Была подана картошка – такой в городе век никто не видел и не увидит. Сковородка в полстола, картошка кружочками румяными, свиные шкварки похрустывают, жир шипит от своей жирности, а сверху лучок зеленый.
– А вы тоже женщина во вкусах, – продолжил я начатый разговор, подумывая, как бы перейти к разговору-другому.
– Что вы! Вчерась с Веркой Голотихой целый прицеп комбикормов загрузили. А два мужика сидят – тракторист на тракторе, а кладовщик на весах. Разве красоту тут сохранишь? Руки-то, поглядите, от земли потрескались.
Я поглядел. Потрескались. Но выше ладони рука ее мягкая, приятная…
– Ой, Николай Фадеевич, давайте я вас угощу лещиком соленым…
– Я это к тому, Нюра Григорьевна, что наливочка у вас хорошая.
– Собственноручная, Николай Фадеевич.
Лещик соленый, видать, тоже собственноручный, из грыжовника, то есть из озера, оказался в меру упитанным. А к лещику она и карася жареного подложила, румяного и хрустящего не хуже тех шкварок, а по вкусу не сравнить.

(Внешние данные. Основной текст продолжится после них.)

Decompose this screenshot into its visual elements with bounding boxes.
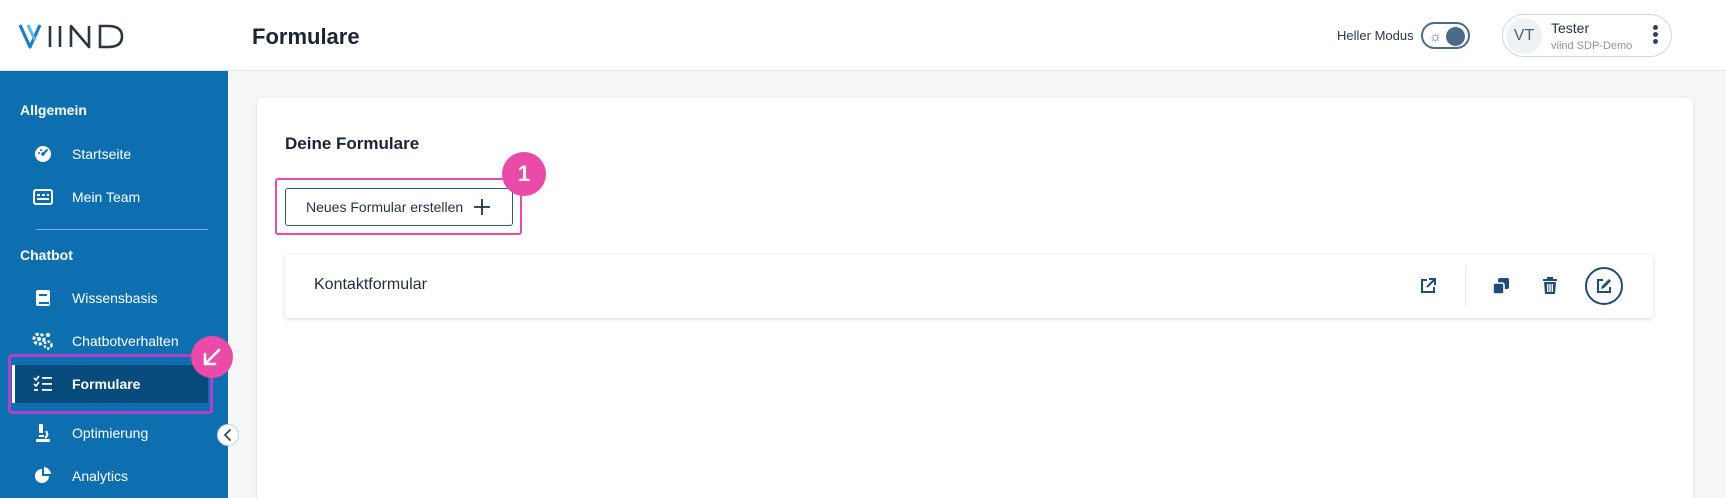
sidebar-item-label: Startseite <box>72 146 132 162</box>
list-item[interactable]: Kontaktformular <box>285 255 1653 318</box>
sidebar-item-mein-team[interactable]: Mein Team <box>12 178 208 216</box>
trash-icon[interactable] <box>1537 273 1563 299</box>
sidebar-item-wissensbasis[interactable]: Wissensbasis <box>12 279 208 317</box>
sidebar-item-label: Mein Team <box>72 189 141 205</box>
more-options-icon[interactable] <box>1653 25 1659 47</box>
top-header: Formulare Heller Modus ☼ VT Tester viind… <box>0 0 1726 71</box>
arrow-marker-icon <box>191 336 233 378</box>
sidebar-item-analytics[interactable]: Analytics <box>12 457 208 495</box>
dashboard-icon <box>32 143 54 165</box>
sidebar-item-label: Chatbotverhalten <box>72 333 179 349</box>
edit-button[interactable] <box>1585 267 1623 305</box>
sidebar-item-label: Formulare <box>72 376 141 392</box>
sun-icon: ☼ <box>1429 28 1442 44</box>
checklist-icon <box>32 373 54 395</box>
user-name: Tester <box>1551 20 1590 36</box>
user-organization: viind SDP-Demo <box>1551 40 1633 52</box>
plus-icon <box>474 199 491 215</box>
avatar: VT <box>1506 18 1542 54</box>
user-menu[interactable]: VT Tester viind SDP-Demo <box>1502 14 1672 57</box>
sidebar-item-label: Analytics <box>72 468 129 484</box>
theme-toggle[interactable]: ☼ <box>1421 22 1470 49</box>
theme-mode-label: Heller Modus <box>1337 28 1414 43</box>
microscope-icon <box>32 422 54 444</box>
sidebar-item-optimierung[interactable]: Optimierung <box>12 414 208 452</box>
team-card-icon <box>32 186 54 208</box>
sidebar-item-chatbotverhalten[interactable]: Chatbotverhalten <box>12 322 208 360</box>
chevron-left-icon <box>223 429 231 441</box>
new-form-button-label: Neues Formular erstellen <box>306 199 464 215</box>
sidebar-collapse-button[interactable] <box>217 424 239 446</box>
sidebar-divider <box>36 229 208 230</box>
section-title: Deine Formulare <box>285 134 420 153</box>
sidebar-item-label: Optimierung <box>72 425 149 441</box>
sidebar-section-chatbot: Chatbot <box>20 247 73 263</box>
pie-chart-icon <box>32 465 54 487</box>
gears-icon <box>32 330 54 352</box>
edit-icon <box>1597 279 1611 293</box>
form-name: Kontaktformular <box>314 276 427 293</box>
forms-card: Deine Formulare Neues Formular erstellen… <box>257 98 1693 498</box>
sidebar-section-allgemein: Allgemein <box>20 102 87 118</box>
step-marker: 1 <box>502 152 546 196</box>
sidebar-item-formulare[interactable]: Formulare <box>12 365 208 403</box>
row-divider <box>1465 266 1466 306</box>
sidebar-item-label: Wissensbasis <box>72 290 158 306</box>
viind-logo[interactable] <box>18 22 126 50</box>
page-title: Formulare <box>252 24 360 49</box>
sidebar: Allgemein Startseite Mein Team Chatbot W… <box>0 71 228 498</box>
open-external-icon[interactable] <box>1415 273 1441 299</box>
book-icon <box>32 287 54 309</box>
toggle-knob <box>1446 27 1465 46</box>
new-form-button[interactable]: Neues Formular erstellen <box>285 188 513 226</box>
duplicate-icon[interactable] <box>1488 273 1514 299</box>
sidebar-item-startseite[interactable]: Startseite <box>12 135 208 173</box>
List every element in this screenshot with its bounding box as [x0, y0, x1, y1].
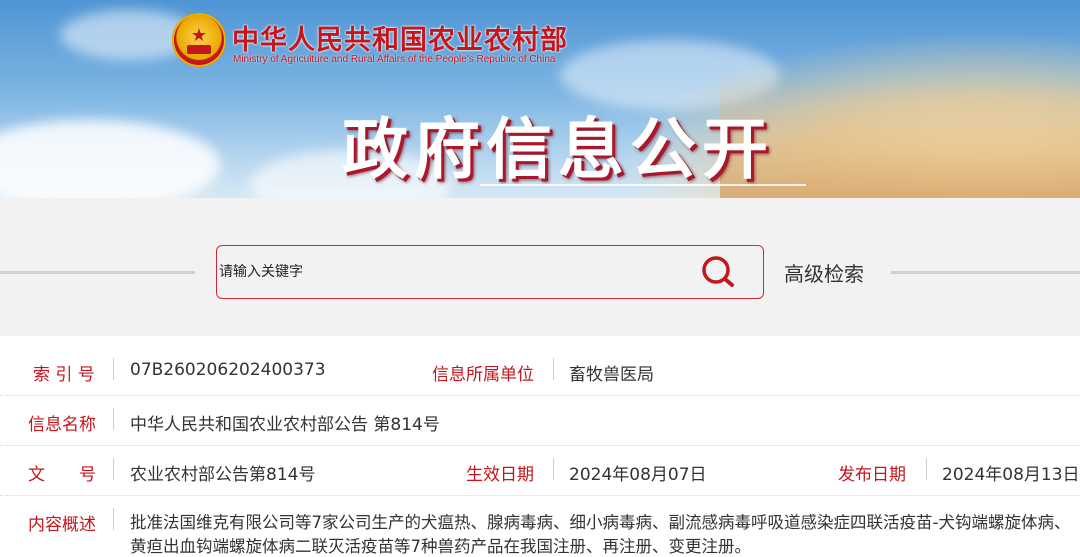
summary-label: 内容概述	[28, 515, 96, 535]
info-row: 信息名称 中华人民共和国农业农村部公告 第814号	[0, 396, 1080, 446]
wheat-field	[720, 78, 1080, 198]
search-box	[216, 245, 764, 299]
search-input[interactable]	[219, 264, 679, 280]
unit-label: 信息所属单位	[432, 365, 534, 385]
search-icon	[702, 256, 734, 287]
unit-value: 畜牧兽医局	[569, 365, 654, 385]
header-banner: ★ 中华人民共和国农业农村部 Ministry of Agriculture a…	[0, 0, 1080, 198]
name-label: 信息名称	[28, 415, 96, 435]
cloud-decoration	[0, 120, 220, 198]
ministry-name-cn[interactable]: 中华人民共和国农业农村部	[232, 18, 568, 57]
column-divider	[113, 508, 114, 530]
doc-number-value: 农业农村部公告第814号	[130, 465, 316, 485]
info-table: 索 引 号 07B260206202400373 信息所属单位 畜牧兽医局 信息…	[0, 336, 1080, 557]
column-divider	[926, 458, 927, 480]
advanced-search-link[interactable]: 高级检索	[784, 258, 864, 287]
index-label: 索 引 号	[33, 365, 95, 385]
column-divider	[553, 358, 554, 380]
summary-value: 批准法国维克有限公司等7家公司生产的犬瘟热、腺病毒病、细小病毒病、副流感病毒呼吸…	[130, 513, 1071, 556]
search-section: 高级检索	[0, 198, 1080, 336]
title-underline	[480, 184, 806, 186]
divider-line	[0, 271, 195, 274]
divider-line	[891, 271, 1080, 274]
page-title: 政府信息公开	[342, 111, 774, 188]
info-row: 索 引 号 07B260206202400373 信息所属单位 畜牧兽医局	[0, 346, 1080, 396]
column-divider	[113, 458, 114, 480]
name-value: 中华人民共和国农业农村部公告 第814号	[130, 415, 440, 435]
effective-date-value: 2024年08月07日	[569, 465, 707, 485]
national-emblem-icon[interactable]: ★	[172, 13, 226, 67]
column-divider	[113, 358, 114, 380]
column-divider	[113, 408, 114, 430]
ministry-name-en: Ministry of Agriculture and Rural Affair…	[233, 54, 556, 65]
search-button[interactable]	[697, 251, 739, 293]
info-row: 文 号 农业农村部公告第814号 生效日期 2024年08月07日 发布日期 2…	[0, 446, 1080, 496]
index-value: 07B260206202400373	[130, 360, 326, 380]
effective-date-label: 生效日期	[466, 465, 534, 485]
info-row: 内容概述 批准法国维克有限公司等7家公司生产的犬瘟热、腺病毒病、细小病毒病、副流…	[0, 496, 1080, 557]
star-icon: ★	[190, 25, 208, 46]
tiananmen-icon	[187, 45, 211, 54]
column-divider	[553, 458, 554, 480]
publish-date-value: 2024年08月13日	[942, 465, 1080, 485]
doc-number-label: 文 号	[28, 465, 96, 485]
publish-date-label: 发布日期	[838, 465, 906, 485]
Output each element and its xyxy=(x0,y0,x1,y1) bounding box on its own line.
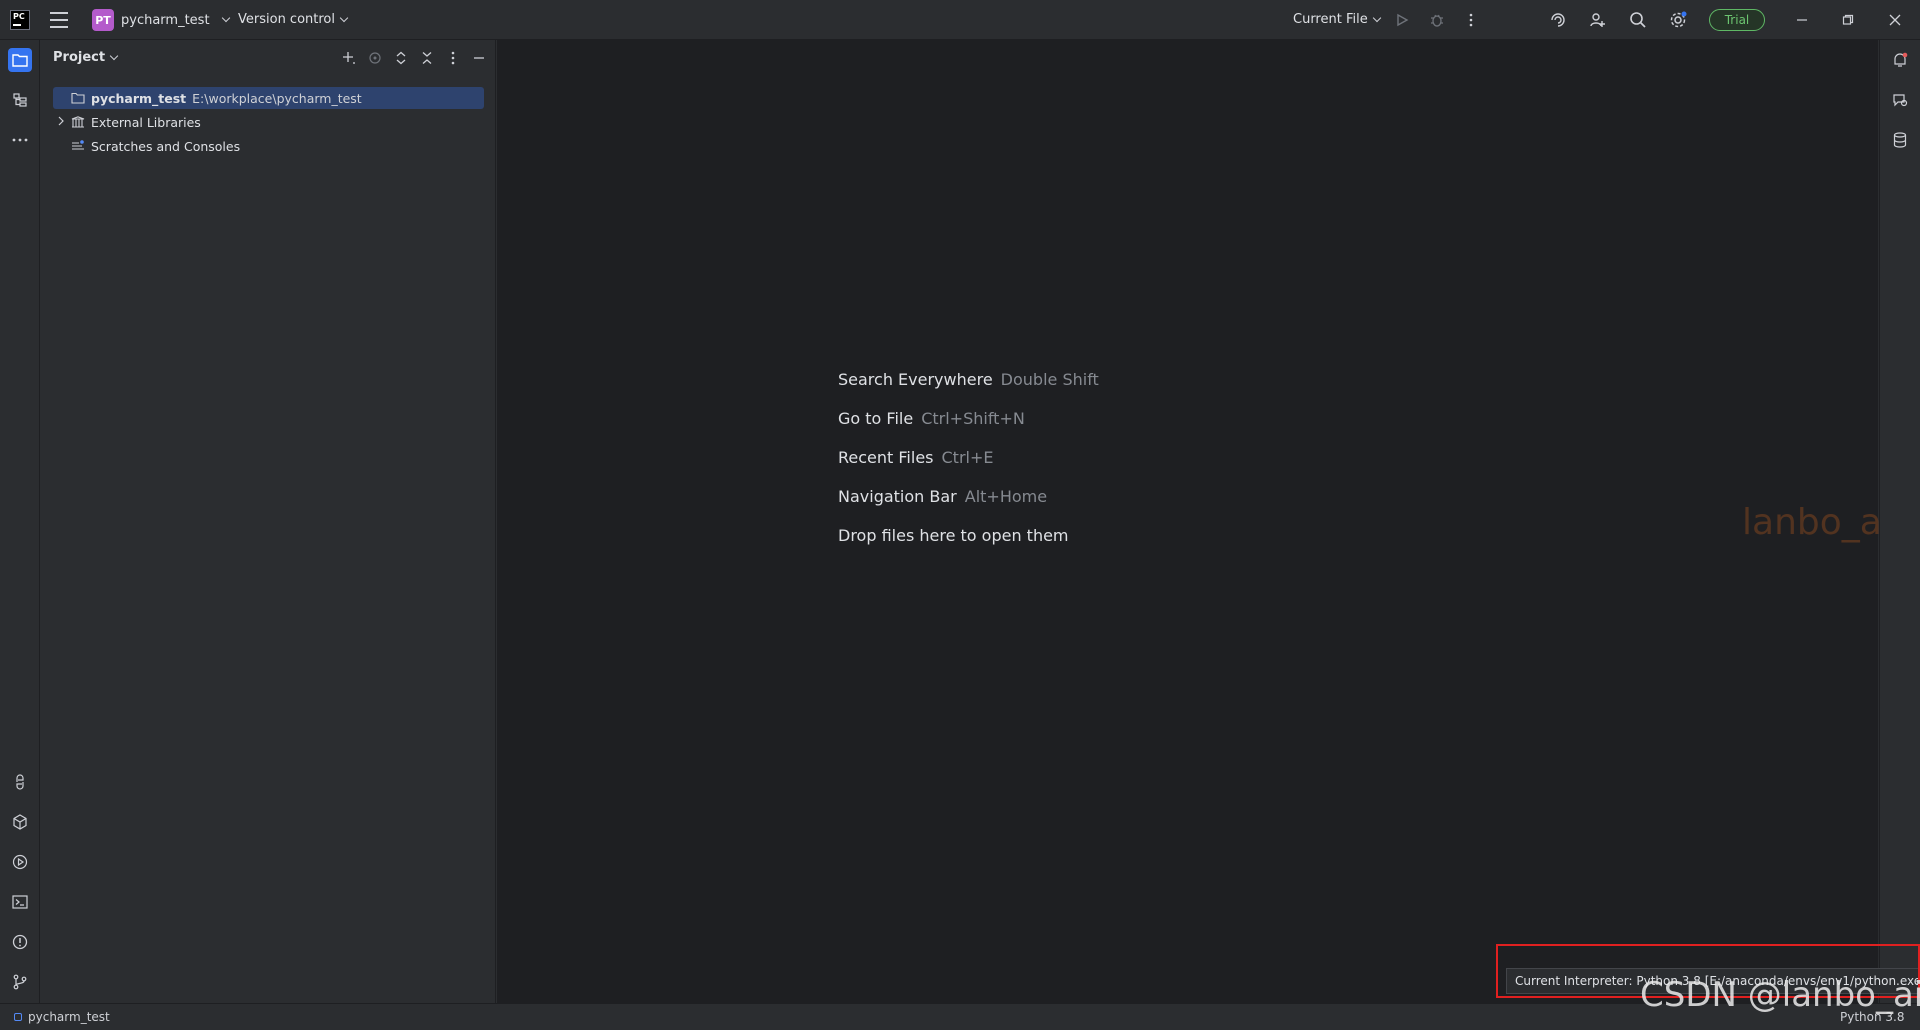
version-control-widget[interactable]: Version control xyxy=(238,12,349,27)
chevron-down-icon xyxy=(221,13,230,23)
ai-chat-icon[interactable] xyxy=(1888,88,1912,112)
problems-icon[interactable] xyxy=(8,930,32,954)
collapse-all-icon[interactable] xyxy=(419,50,435,66)
left-tool-strip xyxy=(0,40,40,1003)
restore-window-icon[interactable] xyxy=(1836,8,1860,32)
module-icon xyxy=(14,1013,22,1021)
hide-panel-icon[interactable] xyxy=(471,50,487,66)
structure-icon[interactable] xyxy=(8,88,32,112)
code-with-me-icon[interactable] xyxy=(1587,9,1609,31)
project-panel-toolbar xyxy=(341,50,487,66)
right-tool-strip xyxy=(1879,40,1920,1003)
tree-item-path: E:\workplace\pycharm_test xyxy=(192,90,362,106)
tree-item-project-root[interactable]: pycharm_test E:\workplace\pycharm_test xyxy=(53,87,484,109)
pycharm-logo-icon: PC xyxy=(10,10,30,30)
tree-item-label: External Libraries xyxy=(91,114,201,130)
search-icon[interactable] xyxy=(1627,9,1649,31)
chevron-down-icon xyxy=(109,51,119,60)
run-icon[interactable] xyxy=(1391,9,1413,31)
library-icon xyxy=(69,115,87,129)
locate-file-icon[interactable] xyxy=(367,50,383,66)
notifications-bell-icon[interactable] xyxy=(1888,48,1912,72)
hint-recent-files: Recent Files Ctrl+E xyxy=(838,448,994,467)
close-window-icon[interactable] xyxy=(1883,8,1907,32)
run-config-label: Current File xyxy=(1293,12,1368,27)
chevron-right-icon[interactable] xyxy=(53,116,69,129)
python-packages-icon[interactable] xyxy=(8,770,32,794)
chevron-down-icon xyxy=(1372,13,1381,22)
ai-assistant-icon[interactable] xyxy=(1547,9,1569,31)
csdn-watermark: CSDN @lanbo_ai xyxy=(1640,975,1920,1015)
version-control-label: Version control xyxy=(238,12,335,27)
chevron-down-icon xyxy=(339,13,349,22)
more-actions-icon[interactable] xyxy=(1460,9,1482,31)
editor-area[interactable]: Search Everywhere Double Shift Go to File… xyxy=(497,40,1892,1003)
hint-drop-files: Drop files here to open them xyxy=(838,526,1069,545)
main-menu-icon[interactable] xyxy=(50,12,68,28)
options-icon[interactable] xyxy=(445,50,461,66)
tree-item-label: Scratches and Consoles xyxy=(91,138,241,154)
hint-search-everywhere: Search Everywhere Double Shift xyxy=(838,370,1099,389)
more-tool-windows-icon[interactable] xyxy=(8,128,32,152)
project-folder-icon[interactable] xyxy=(8,48,32,72)
add-icon[interactable] xyxy=(341,50,357,66)
project-tool-window: Project pycharm_test E:\workplace\pychar… xyxy=(41,40,496,1003)
title-bar: PC PT pycharm_test Version control Curre… xyxy=(0,0,1920,40)
scratches-icon xyxy=(69,139,87,153)
project-name: pycharm_test xyxy=(121,12,210,28)
watermark-text: lanbo_ai xyxy=(1742,502,1892,543)
project-panel-header[interactable]: Project xyxy=(53,50,119,65)
project-badge: PT xyxy=(92,9,114,31)
expand-all-icon[interactable] xyxy=(393,50,409,66)
status-bar: pycharm_test Python 3.8 xyxy=(0,1003,1920,1030)
services-icon[interactable] xyxy=(8,850,32,874)
folder-icon xyxy=(69,91,87,105)
tree-item-label: pycharm_test xyxy=(91,90,187,106)
run-config-selector[interactable]: Current File xyxy=(1293,12,1381,27)
trial-badge[interactable]: Trial xyxy=(1709,9,1765,31)
project-panel-title: Project xyxy=(53,50,106,65)
hint-navigation-bar: Navigation Bar Alt+Home xyxy=(838,487,1048,506)
terminal-icon[interactable] xyxy=(8,890,32,914)
tree-item-external-libraries[interactable]: External Libraries xyxy=(53,111,201,133)
database-icon[interactable] xyxy=(1888,128,1912,152)
minimize-icon[interactable] xyxy=(1790,8,1814,32)
python-console-icon[interactable] xyxy=(8,810,32,834)
debug-icon[interactable] xyxy=(1426,9,1448,31)
git-branch-icon[interactable] xyxy=(8,970,32,994)
settings-gear-icon[interactable] xyxy=(1667,9,1689,31)
hint-go-to-file: Go to File Ctrl+Shift+N xyxy=(838,409,1025,428)
status-project-breadcrumb[interactable]: pycharm_test xyxy=(14,1010,110,1024)
project-widget[interactable]: PT pycharm_test xyxy=(92,9,230,31)
tree-item-scratches[interactable]: Scratches and Consoles xyxy=(53,135,240,157)
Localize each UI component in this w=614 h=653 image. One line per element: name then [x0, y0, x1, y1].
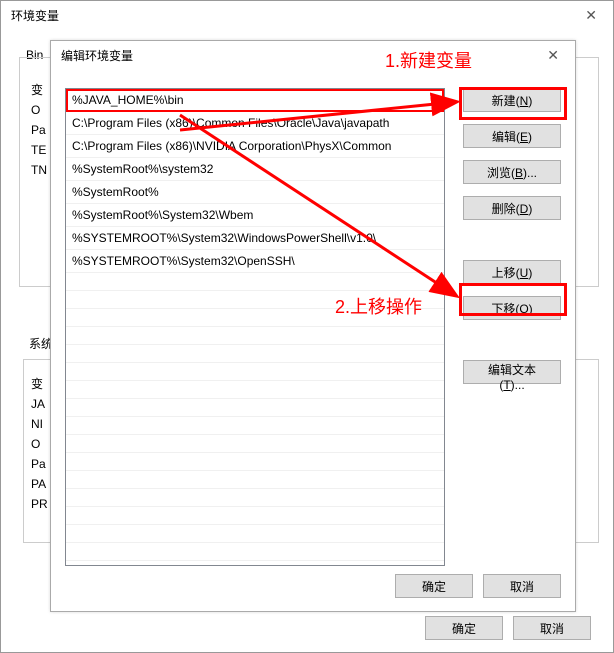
- hint-row: TE: [31, 140, 47, 160]
- parent-titlebar: 环境变量 ✕: [1, 1, 613, 30]
- list-item[interactable]: %JAVA_HOME%\bin: [66, 89, 444, 112]
- list-item[interactable]: %SystemRoot%\System32\Wbem: [66, 204, 444, 227]
- side-buttons: 新建(N) 编辑(E) 浏览(B)... 删除(D) 上移(U) 下移(O) 编…: [463, 88, 561, 396]
- child-cancel-button[interactable]: 取消: [483, 574, 561, 598]
- edit-env-var-dialog: 编辑环境变量 ✕ %JAVA_HOME%\bin C:\Program File…: [50, 40, 576, 612]
- move-down-button[interactable]: 下移(O): [463, 296, 561, 320]
- parent-bottom-buttons: 确定 取消: [425, 616, 591, 640]
- hint-row: O: [31, 100, 47, 120]
- hint-row: TN: [31, 160, 47, 180]
- hint-row: NI: [31, 414, 48, 434]
- browse-button[interactable]: 浏览(B)...: [463, 160, 561, 184]
- hint-row: PA: [31, 474, 48, 494]
- child-ok-button[interactable]: 确定: [395, 574, 473, 598]
- close-icon[interactable]: ✕: [541, 47, 565, 64]
- close-icon[interactable]: ✕: [579, 7, 603, 24]
- path-listbox[interactable]: %JAVA_HOME%\bin C:\Program Files (x86)\C…: [65, 88, 445, 566]
- hint-row: 变: [31, 374, 48, 394]
- user-vars-hint: 变 O Pa TE TN: [31, 80, 47, 180]
- new-button[interactable]: 新建(N): [463, 88, 561, 112]
- parent-cancel-button[interactable]: 取消: [513, 616, 591, 640]
- hint-row: Pa: [31, 120, 47, 140]
- edit-button[interactable]: 编辑(E): [463, 124, 561, 148]
- list-item[interactable]: %SYSTEMROOT%\System32\WindowsPowerShell\…: [66, 227, 444, 250]
- hint-row: Pa: [31, 454, 48, 474]
- child-titlebar: 编辑环境变量 ✕: [51, 41, 575, 70]
- list-item[interactable]: %SystemRoot%: [66, 181, 444, 204]
- hint-row: 变: [31, 80, 47, 100]
- parent-ok-button[interactable]: 确定: [425, 616, 503, 640]
- edit-text-button[interactable]: 编辑文本(T)...: [463, 360, 561, 384]
- list-item[interactable]: %SYSTEMROOT%\System32\OpenSSH\: [66, 250, 444, 273]
- list-item[interactable]: %SystemRoot%\system32: [66, 158, 444, 181]
- move-up-button[interactable]: 上移(U): [463, 260, 561, 284]
- child-body: %JAVA_HOME%\bin C:\Program Files (x86)\C…: [51, 70, 575, 610]
- child-title: 编辑环境变量: [61, 47, 133, 64]
- hint-row: O: [31, 434, 48, 454]
- parent-title: 环境变量: [11, 7, 59, 24]
- delete-button[interactable]: 删除(D): [463, 196, 561, 220]
- list-item[interactable]: C:\Program Files (x86)\NVIDIA Corporatio…: [66, 135, 444, 158]
- child-bottom-buttons: 确定 取消: [395, 574, 561, 598]
- list-item[interactable]: C:\Program Files (x86)\Common Files\Orac…: [66, 112, 444, 135]
- hint-row: PR: [31, 494, 48, 514]
- system-vars-hint: 变 JA NI O Pa PA PR: [31, 374, 48, 514]
- hint-row: JA: [31, 394, 48, 414]
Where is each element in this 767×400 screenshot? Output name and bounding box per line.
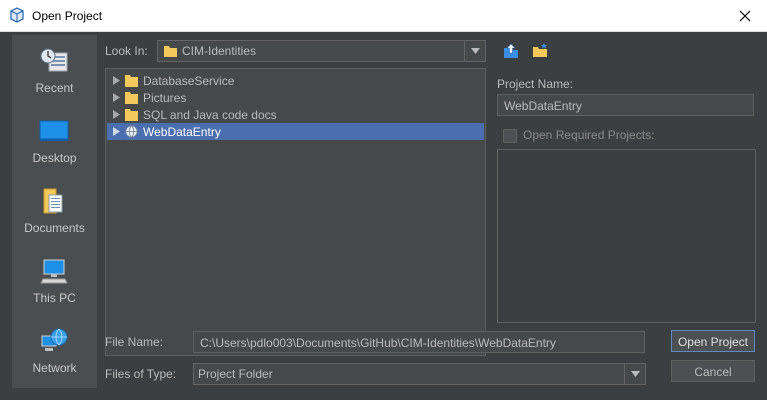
file-name-label: File Name: <box>105 335 164 349</box>
list-item-label: SQL and Java code docs <box>143 108 277 122</box>
network-icon <box>41 328 68 351</box>
close-button[interactable] <box>722 0 767 31</box>
place-network[interactable]: Network <box>12 315 97 385</box>
list-item[interactable]: DatabaseService <box>107 72 484 89</box>
folder-icon <box>125 75 138 87</box>
close-icon <box>739 10 750 21</box>
list-item[interactable]: SQL and Java code docs <box>107 106 484 123</box>
look-in-value: CIM-Identities <box>182 44 257 58</box>
folder-icon <box>125 109 138 121</box>
files-of-type-label: Files of Type: <box>105 367 177 381</box>
desktop-icon <box>39 120 69 141</box>
project-name-label: Project Name: <box>497 77 574 91</box>
chevron-down-icon <box>470 48 480 54</box>
place-desktop[interactable]: Desktop <box>12 105 97 175</box>
cancel-button[interactable]: Cancel <box>671 360 755 382</box>
netbeans-cube-icon <box>10 7 24 23</box>
place-this-pc[interactable]: This PC <box>12 245 97 315</box>
place-label: Documents <box>24 221 85 235</box>
web-project-icon <box>125 125 138 138</box>
new-folder-icon[interactable] <box>531 42 549 60</box>
files-of-type-combo[interactable]: Project Folder <box>193 363 646 385</box>
files-of-type-value: Project Folder <box>198 367 273 381</box>
folder-icon <box>164 46 177 57</box>
open-project-dialog: Recent Desktop Documents This PC Network… <box>0 32 767 400</box>
open-required-projects-checkbox[interactable] <box>503 129 517 143</box>
computer-icon <box>40 259 68 284</box>
look-in-label: Look In: <box>105 44 148 58</box>
list-item-label: WebDataEntry <box>143 125 221 139</box>
required-projects-list <box>497 149 756 323</box>
place-label: Recent <box>35 81 74 95</box>
file-list: DatabaseService Pictures SQL and Java co… <box>105 68 486 356</box>
places-sidebar: Recent Desktop Documents This PC Network <box>12 35 97 388</box>
window-title: Open Project <box>32 9 103 23</box>
expand-arrow-icon[interactable] <box>113 76 120 85</box>
list-item-label: DatabaseService <box>143 74 235 88</box>
open-required-projects-label: Open Required Projects: <box>523 128 655 142</box>
project-name-field: WebDataEntry <box>497 94 754 116</box>
title-bar: Open Project <box>0 0 767 32</box>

Я в городе и позабыл, какие они на вид, карасики-то жареные.
– Нюра Григорьевна, а чего вы не похлопочете относительно супруга?
– В деревне супруги на улицах не валяются, а если и валяются, то на кой он, алкогольный. Обжегшись я.
– Извиняюсь, сколько их за вами числится?
– Господи, всего двое. Первый сбег в город к продавщице. А второй пил, как собака какая… Бывало, полдня одетый отмокает в озере. А слово скажешь, отигрится, что твоя рысь. И руки в ход пускал. Гляньте-ка, на шее отметинка…
Я глянул. Отметинку, правда, не нашел, но шея ее не крестьянская, не жилистая, а вроде бы как хорошо пропеченная – загаром вся пышет. И, как положено женской шее, не долго мешкая переходила она в грудь, которая тоже пышет, но уже не загаром, а силой приятной, – вроде бы как у нее под кофтой тесто подходило. Чувствую, что теряю я некоторую рассудочность и позабыл, зачем и пришел…
– Ой, Николай Фадеевич, лучше молочка топленого выпейте…
– Я к тому, что вы женщина женоподобная.
– Бывают мужчины, Николай Фадеевич, что отворотясь не насмотришься, а вы совсем наоборот.
– Доброе слово, Нюра Григорьевна, и черту приятно.
– Ой, лишенько…
– Я к тому, что наливка-то с задорцем.
– Собственноручная, из грыжовника. Ой, Николай Фадеевич, я про этот-то забыла… про десерт…
– Про кого?
– По-русски – компот из сухофруктов.
– Мне желательно из грыжовника.
– Ой, господи…
Ускользнула она за этим самым десертом, а меня как домкратом по голове шибануло. Ты зачем, лысый черт, пришел? Или это кровь разыгралась? Правильно говорится: седина в бороду, а бес в ребро.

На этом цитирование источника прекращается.